Shopping for running shoes is different for every runner. It is important to know what you’re foot is comfortable in and how you’re running stride can be effected in different types of shoes. There are several key elements to look for when buying a new pair for running shoes.
1. Foot strike- over pronate, under pronate, or neutral?
- For runners with pronating issues it might be beneficial to look into a shoe that offers additional arch support. This will assist in supporting the arch and not allowing it to collapse when you’re foot lands
- Neutral runners might look for a shoe with consistent support throughout the shoe.
2. Once you establish the type of shoe you need, you can look at features such as Fit, Weight, Drop, and Cushioning.

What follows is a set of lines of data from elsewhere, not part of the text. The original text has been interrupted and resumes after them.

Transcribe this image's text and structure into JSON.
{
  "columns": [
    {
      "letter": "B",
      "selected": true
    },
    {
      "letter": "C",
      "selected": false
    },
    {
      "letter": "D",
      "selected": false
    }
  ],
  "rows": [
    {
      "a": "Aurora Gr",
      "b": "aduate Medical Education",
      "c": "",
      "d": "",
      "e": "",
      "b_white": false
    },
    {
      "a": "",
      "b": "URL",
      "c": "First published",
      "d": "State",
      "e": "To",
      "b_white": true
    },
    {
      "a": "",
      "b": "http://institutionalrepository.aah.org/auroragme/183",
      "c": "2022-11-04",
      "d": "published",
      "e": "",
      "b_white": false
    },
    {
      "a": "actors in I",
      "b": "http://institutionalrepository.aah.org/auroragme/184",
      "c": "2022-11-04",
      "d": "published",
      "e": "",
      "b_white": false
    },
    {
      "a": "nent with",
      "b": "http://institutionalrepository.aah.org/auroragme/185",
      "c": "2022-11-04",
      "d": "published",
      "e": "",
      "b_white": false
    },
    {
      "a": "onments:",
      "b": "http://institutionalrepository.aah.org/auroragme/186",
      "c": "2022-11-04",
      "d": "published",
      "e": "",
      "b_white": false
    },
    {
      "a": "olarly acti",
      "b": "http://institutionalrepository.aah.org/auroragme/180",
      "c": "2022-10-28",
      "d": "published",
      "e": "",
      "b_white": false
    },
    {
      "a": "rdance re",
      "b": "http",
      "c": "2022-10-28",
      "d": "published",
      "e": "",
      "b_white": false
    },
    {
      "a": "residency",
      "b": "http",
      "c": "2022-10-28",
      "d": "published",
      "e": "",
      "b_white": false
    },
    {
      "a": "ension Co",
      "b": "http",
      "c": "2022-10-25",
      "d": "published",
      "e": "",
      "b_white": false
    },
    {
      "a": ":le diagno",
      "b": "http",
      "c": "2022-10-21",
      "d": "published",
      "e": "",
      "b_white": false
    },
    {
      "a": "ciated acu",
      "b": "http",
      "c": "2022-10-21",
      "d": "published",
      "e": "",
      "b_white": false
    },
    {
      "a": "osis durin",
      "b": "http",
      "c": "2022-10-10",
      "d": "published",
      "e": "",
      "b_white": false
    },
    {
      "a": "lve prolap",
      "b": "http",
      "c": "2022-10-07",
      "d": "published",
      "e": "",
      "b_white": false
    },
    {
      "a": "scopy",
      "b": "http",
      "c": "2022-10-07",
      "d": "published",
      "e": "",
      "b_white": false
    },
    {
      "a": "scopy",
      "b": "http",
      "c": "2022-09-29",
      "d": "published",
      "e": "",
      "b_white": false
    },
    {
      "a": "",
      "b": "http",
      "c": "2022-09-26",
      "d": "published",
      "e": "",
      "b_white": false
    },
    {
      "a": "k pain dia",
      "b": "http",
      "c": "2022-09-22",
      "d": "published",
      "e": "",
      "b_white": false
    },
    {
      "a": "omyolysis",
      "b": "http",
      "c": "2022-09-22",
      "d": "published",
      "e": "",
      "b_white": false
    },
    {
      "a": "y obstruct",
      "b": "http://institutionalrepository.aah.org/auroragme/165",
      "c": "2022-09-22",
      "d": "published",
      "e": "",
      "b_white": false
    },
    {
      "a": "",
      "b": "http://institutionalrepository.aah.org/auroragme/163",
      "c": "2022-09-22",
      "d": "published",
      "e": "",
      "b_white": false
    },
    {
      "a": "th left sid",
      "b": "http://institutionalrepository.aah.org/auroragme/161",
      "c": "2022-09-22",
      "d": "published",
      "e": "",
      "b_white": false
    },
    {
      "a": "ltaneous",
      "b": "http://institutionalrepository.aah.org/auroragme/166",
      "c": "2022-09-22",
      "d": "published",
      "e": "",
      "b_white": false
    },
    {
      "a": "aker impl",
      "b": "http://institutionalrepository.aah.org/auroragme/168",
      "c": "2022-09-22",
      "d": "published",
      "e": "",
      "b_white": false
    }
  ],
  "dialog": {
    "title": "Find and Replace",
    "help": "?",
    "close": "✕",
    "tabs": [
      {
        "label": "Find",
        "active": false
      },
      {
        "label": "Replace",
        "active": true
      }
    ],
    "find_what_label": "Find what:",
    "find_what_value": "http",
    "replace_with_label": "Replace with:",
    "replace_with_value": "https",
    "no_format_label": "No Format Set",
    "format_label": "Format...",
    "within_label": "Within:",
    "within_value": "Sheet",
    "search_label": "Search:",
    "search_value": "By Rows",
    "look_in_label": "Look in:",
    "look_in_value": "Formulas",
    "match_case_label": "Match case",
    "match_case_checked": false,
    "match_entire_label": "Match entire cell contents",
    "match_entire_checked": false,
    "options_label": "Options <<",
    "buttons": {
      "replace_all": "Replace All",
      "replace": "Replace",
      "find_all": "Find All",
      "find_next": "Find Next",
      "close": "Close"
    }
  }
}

- Fit is a huge part element in enjoying you’re pair of running shoes. Fit can vary from company to company and even within different models in the same company. It is important to TRY THE SHOE ON! Some runners like to size a half size up to reduce the chance of black toes or blisters. (I personally like to size true or even small, I think it allows for a more responsive shoe)
- Weight: No one likes a “heavy” running shoe. You have to carry the weight, get a lightweight shoe, but do not sacrifice performance.
- Drop: The drop of a shoe is measure by the difference of the heel height to the toe height. There are many schools of thought on what is the “optimal” running drop. Shoes can range from 12mm to zero. If you are used to running in a traditional running shoe likely you are in a range of 6-10mm. If you would like to transition to a “Minimalist” running shoe, do so slowly. Start running 1-2 days a week in the shoe and allow you’re feet and lower leg muscles to acclimate to the new shoe. This will help prevent injuries.
- Cushioning: Cushioning is an important factor in any shoe. Some runners like a low volume/low cushion, which is nice to make a responsive lightweight shoe. Other runners prefer shoes with lots of cushion like Hoka shoes; this can be great for people who plan on running ultra-distances or just need additional cushion for knees and lower back.
Ultimately the running shoe that will work for you will be different for your friends. The only true way to know what type of shoe is for you is to go out and run!